Wolfgang Amadeus Mozart's Oboe Concerto in C major, K. 314 (271k), was composed in the spring or summer of 1777, for the oboist Giuseppe Ferlendis (1755–1802) from Bergamo. In 1778, Mozart re-worked it as a concerto for flute in D major. The concerto is a widely studied piece for both instruments and is one of the most important concertos in the oboe repertoire.

==Movements==

As with his Flute Concerto No. 1, the piece is orchestrated for a standard string section (violin I/II, viola and cello/double bass doubling the bass line), two oboes, and two horns in D/C. The first and last movements are in the home key of C major, while the second movement is in the subdominant key of F major.

The piece is divided into three movements:

==Flute Concerto No. 2==

The Flute Concerto No. 2 in D major, K. 314 (285d) is an adaptation of the original oboe concerto. Dutch flautist Ferdinand Dejean (1731–1797) commissioned Mozart for four flute quartets and three flute concerti, of which Mozart only completed three quartets and one new flute concerto. Instead of creating a new second concerto, Mozart rearranged the oboe concerto he had written a year earlier as the second flute concerto, although with substantial changes for it to fit with what the composer deemed flute-like. However, Dejean did not pay Mozart for this concerto because it was based on the oboe concerto.

==Origin==
In the 1800s and early 1900s, the oboe concerto was presumed to be lost, while the flute concerto in D remained known. The oboe concerto was rediscovered by Bernhard Paumgartner in 1920, who found a handwritten set of parts in the Salzburg Mozarteum archives, and recognized the similarity with the flute concerto in D. Alfred Einstein, editor of the third edition of the Köchel catalogue (1937), noted that both a D major and a C major copy of the K. 314 concerto existed in the library of the Gesellschaft der Musikfreunde in Vienna.

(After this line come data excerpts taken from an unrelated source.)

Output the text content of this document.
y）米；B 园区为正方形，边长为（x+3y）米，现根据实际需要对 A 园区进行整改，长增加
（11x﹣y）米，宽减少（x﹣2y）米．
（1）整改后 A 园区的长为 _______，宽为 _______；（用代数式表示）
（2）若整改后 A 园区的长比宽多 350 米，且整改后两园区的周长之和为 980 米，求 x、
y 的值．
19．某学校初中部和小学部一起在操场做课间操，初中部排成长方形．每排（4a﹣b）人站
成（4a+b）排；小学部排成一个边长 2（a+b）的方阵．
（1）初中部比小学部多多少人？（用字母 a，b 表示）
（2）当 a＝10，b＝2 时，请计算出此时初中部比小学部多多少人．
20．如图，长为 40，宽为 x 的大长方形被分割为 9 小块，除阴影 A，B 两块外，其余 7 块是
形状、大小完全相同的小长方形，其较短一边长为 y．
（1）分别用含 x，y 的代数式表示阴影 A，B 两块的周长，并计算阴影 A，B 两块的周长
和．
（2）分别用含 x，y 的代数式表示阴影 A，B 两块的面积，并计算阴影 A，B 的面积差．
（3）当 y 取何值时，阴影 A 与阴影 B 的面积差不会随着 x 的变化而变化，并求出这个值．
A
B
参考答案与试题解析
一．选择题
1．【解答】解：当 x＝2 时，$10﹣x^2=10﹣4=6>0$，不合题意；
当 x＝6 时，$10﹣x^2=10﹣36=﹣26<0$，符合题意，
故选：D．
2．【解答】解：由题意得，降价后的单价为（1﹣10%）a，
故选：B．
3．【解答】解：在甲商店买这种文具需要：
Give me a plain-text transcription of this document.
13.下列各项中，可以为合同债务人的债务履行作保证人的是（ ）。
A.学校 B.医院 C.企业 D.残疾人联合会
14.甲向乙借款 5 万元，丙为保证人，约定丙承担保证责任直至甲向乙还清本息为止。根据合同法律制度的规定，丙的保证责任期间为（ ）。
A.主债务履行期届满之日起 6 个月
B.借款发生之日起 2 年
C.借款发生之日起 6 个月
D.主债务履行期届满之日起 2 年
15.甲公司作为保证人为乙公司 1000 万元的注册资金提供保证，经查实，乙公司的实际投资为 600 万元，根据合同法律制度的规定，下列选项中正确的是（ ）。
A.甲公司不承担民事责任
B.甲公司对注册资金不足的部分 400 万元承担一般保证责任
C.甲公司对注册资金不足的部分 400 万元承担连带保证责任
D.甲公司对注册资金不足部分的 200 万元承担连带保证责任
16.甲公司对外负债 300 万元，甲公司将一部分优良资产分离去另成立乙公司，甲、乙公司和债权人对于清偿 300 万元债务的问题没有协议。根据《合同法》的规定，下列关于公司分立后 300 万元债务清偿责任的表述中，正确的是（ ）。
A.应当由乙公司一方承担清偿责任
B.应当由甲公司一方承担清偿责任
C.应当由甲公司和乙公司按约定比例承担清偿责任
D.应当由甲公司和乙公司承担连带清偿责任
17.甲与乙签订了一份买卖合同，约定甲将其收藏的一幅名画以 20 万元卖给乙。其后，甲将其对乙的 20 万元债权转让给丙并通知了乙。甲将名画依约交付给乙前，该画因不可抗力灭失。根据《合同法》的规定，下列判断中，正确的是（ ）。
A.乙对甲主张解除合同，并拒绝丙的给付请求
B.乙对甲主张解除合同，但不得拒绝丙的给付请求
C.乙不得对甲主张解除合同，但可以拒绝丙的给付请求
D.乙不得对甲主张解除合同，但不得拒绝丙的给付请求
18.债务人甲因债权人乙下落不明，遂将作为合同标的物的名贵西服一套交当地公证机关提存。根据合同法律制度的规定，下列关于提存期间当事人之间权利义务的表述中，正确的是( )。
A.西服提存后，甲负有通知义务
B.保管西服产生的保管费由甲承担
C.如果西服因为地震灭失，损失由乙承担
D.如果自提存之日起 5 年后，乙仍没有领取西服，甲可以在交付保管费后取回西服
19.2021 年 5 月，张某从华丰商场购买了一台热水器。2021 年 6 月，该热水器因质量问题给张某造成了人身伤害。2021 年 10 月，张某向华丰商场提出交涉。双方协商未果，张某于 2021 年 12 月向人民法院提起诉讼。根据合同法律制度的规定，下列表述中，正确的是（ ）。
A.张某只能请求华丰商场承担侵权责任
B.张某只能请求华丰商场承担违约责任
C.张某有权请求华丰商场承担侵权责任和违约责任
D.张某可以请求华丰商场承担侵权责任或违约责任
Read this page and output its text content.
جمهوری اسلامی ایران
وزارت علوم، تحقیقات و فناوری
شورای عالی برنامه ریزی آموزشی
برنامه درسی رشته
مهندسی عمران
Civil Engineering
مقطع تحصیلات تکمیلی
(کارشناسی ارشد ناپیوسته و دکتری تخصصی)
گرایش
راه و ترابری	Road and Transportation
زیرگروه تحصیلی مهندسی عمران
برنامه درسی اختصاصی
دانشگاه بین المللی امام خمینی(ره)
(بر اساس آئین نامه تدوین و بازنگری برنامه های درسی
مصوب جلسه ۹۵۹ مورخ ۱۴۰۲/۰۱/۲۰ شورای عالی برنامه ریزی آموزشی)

From this and also from Paumgartner's discovery, Einstein concluded that the concerto was originally for oboe. The priority of the oboe version is supported by Mozart's letters, as well as various evidence from the music itself. For example, according to Einstein in his Mozart: His Character, His Work and Paumgartner in his Mozart-Jahrbuch, the violins in the D major version never go below the A on the G string, suggesting that C major was the original key and D major was a transposition. For the same reason, the violas in the D major version never go below the D on the C string. Perhaps the most convincing piece of evidence is that, in the Flute Concerto in D major, the flute never plays above an E, whereas in the Flute Concerto No. 1 in G major, the flute regularly plays up to a G. This is because the Flute Concerto in D major is originally the Oboe Concerto in C major and the oboe has a lower range than the flute.

No autograph score has survived. The only known autograph fragment consists of nine measures discovered in 1971, partly duplicating the Oboe Concerto in C major and partly proceeding with previously unknown material.

==See also==

The first movement of Mozart's unfinished Oboe Concerto in F major, K. 293 (1778) has been completed by the Mozart scholar and pianist Robert D. Levin, and by the musicologist William Drabkin in 2015.